Vorstellung der Ergebnisse einer von TSM–Accademia della Montagna durchgeführten Studie
Die Studie „Die Besucher der Schutzhütten im Trentino“ hatte das Ziel, das Profil derjenigen zu analysieren, die in den Hütten übernachten. Sie wurde vom Dienst für Tourismus und Sport der Autonomen Provinz Trient initiiert und von TSM–Accademia della Montagna in Zusammenarbeit mit der Vereinigung der Hüttenwirte des Trentino, Trentino Marketing und der Universität Trient durchgeführt.
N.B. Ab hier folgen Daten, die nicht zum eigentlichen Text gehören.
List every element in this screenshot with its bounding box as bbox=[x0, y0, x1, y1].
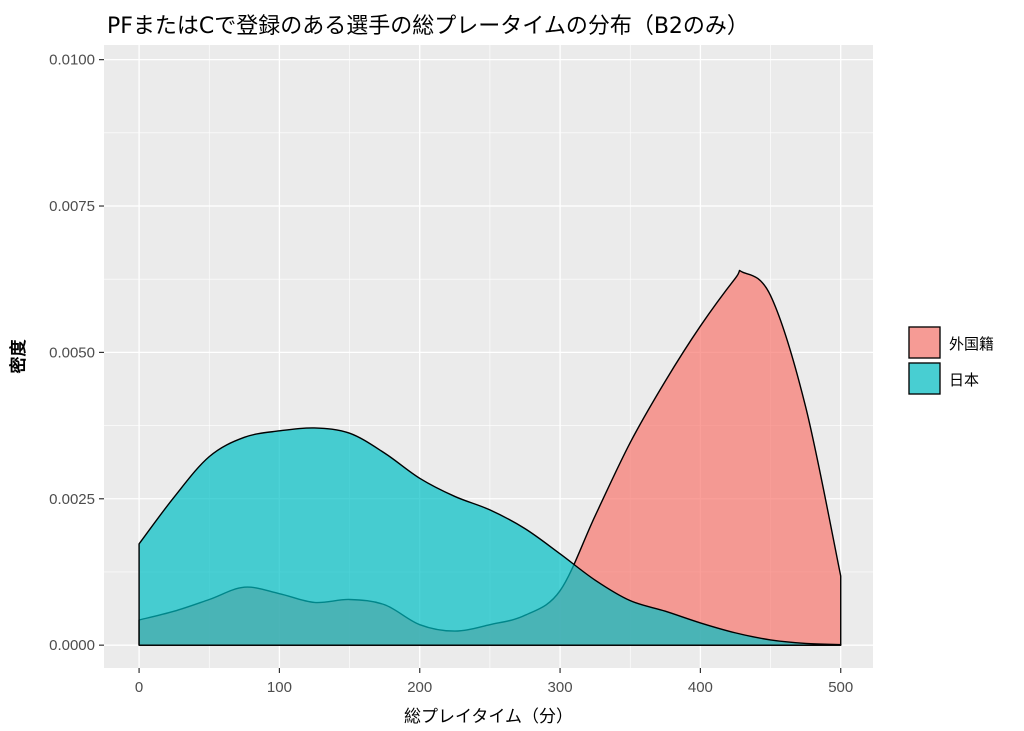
x-tick-label: 100 bbox=[267, 679, 292, 696]
y-tick-label: 0.0050 bbox=[49, 344, 95, 361]
x-tick-label: 500 bbox=[828, 679, 853, 696]
x-axis: 0 100 200 300 400 500 bbox=[135, 668, 853, 696]
x-tick-label: 300 bbox=[548, 679, 573, 696]
legend-swatch bbox=[908, 326, 941, 359]
legend-label: 外国籍 bbox=[949, 335, 994, 353]
y-tick-label: 0.0100 bbox=[49, 52, 95, 69]
y-axis-title: 密度 bbox=[8, 339, 29, 374]
legend-label: 日本 bbox=[949, 371, 979, 389]
x-tick-label: 0 bbox=[135, 679, 143, 696]
chart-title: PFまたはCで登録のある選手の総プレータイムの分布（B2のみ） bbox=[107, 14, 749, 39]
y-axis: 0.0000 0.0025 0.0050 0.0075 0.0100 bbox=[49, 52, 104, 654]
legend-swatch bbox=[908, 362, 941, 395]
x-tick-label: 200 bbox=[407, 679, 432, 696]
y-tick-label: 0.0000 bbox=[49, 637, 95, 654]
x-axis-title: 総プレイタイム（分） bbox=[404, 707, 573, 727]
density-area-japan bbox=[138, 427, 842, 646]
x-tick-label: 400 bbox=[688, 679, 713, 696]
y-tick-label: 0.0075 bbox=[49, 198, 95, 215]
density-areas bbox=[138, 269, 842, 646]
y-tick-label: 0.0025 bbox=[49, 491, 95, 508]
„Die Daten zeigen – so der Landesrat für Tourismus und Standortförderung Roberto Failoni –, dass wir neben einer starken und konstanten Präsenz von Einheimischen aus dem Trentino in unseren Hütten auch viele Europäer sowie eine zunehmend bedeutende Zahl von Touristen aus Nord- und Südamerika antreffen. Das außergewöhnliche System der Schutzhütten ist eine wertvolle Ressource für das Trentino, und diese Studie wird uns nützliche und wichtige Hinweise liefern, um gemeinsam zu überlegen, wie es weiter aufgewertet werden kann.“
Einige zusammenfassende Daten
Fast 80 % der Besucher bezeichnen sich als „bergkundig“; mit einem hohen Bildungsniveau suchen sie bewusst nach einer Erfahrung der „Immersion und des Rückzugs“. Sie informieren sich aktiv aus verschiedenen Quellen über die Route ihrer Wanderung und achten auf Umweltthemen; dabei behalten sie ein Verständnis der Berge als Raum der Freiheit bei, in dem Einschränkungen vor allem dann als legitim angesehen werden, wenn sie dem Schutz der natürlichen Umwelt dienen.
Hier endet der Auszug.